Theis’ part of the exhibit is actually a few clusters of works that form an arresting whole. Working with fabric, wire, paint, fake flowers, ceramics, and metal, as well as video and audio, the artist’s ambitious presentation focuses on a personal mythology that he has spent years developing. The results are as fantastical as they are thought provoking, as disconcerting as they are pleasant, and as colorful as they are dramatic.

“I spent hours of each day just walking and noticing,” Shipton said of her time in Berlin. “This got me thinking about time and the speed with which we move through our lives.”

For her, the residency proved to be an outgoing experience, one in which the location itself and its own character ended up informing and shaping her work.

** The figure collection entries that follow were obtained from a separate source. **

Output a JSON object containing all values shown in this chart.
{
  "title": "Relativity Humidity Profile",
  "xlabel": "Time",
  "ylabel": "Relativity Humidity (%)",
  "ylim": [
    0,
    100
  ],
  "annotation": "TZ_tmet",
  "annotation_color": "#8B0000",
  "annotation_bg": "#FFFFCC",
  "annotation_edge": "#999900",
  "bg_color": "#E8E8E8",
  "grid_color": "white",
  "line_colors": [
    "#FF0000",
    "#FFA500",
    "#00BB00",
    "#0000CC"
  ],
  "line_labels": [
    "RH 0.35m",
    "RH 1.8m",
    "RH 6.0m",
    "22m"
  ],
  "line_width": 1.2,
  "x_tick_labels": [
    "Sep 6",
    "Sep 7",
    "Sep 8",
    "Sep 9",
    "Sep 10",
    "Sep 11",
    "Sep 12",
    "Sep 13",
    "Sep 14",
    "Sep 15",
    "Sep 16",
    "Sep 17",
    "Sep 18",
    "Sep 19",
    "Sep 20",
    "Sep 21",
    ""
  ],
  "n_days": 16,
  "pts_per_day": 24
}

Renteria, on the other hand — who went to Berlin in winter while Shipton went in summer — said that the residency, and a few false starts in terms of the work he wanted to do, led him to a comparatively introspective experience.

“I got to this point where I was really reevaluating my research methods and even my technical approach to the work I wanted to do,” said Renteria. He also mentioned being inspired to reconsider his own form and execution by the work of artists, including Robert Rauschenberg, Andy Warhol, and Cy Twombly, that he encountered in Berlin museums.

Ultimately, McGilvray said that she is impressed by and eager to share the work in this exhibit, which, created in Berlin and since, she believes finds each artist pushing themselves to new heights.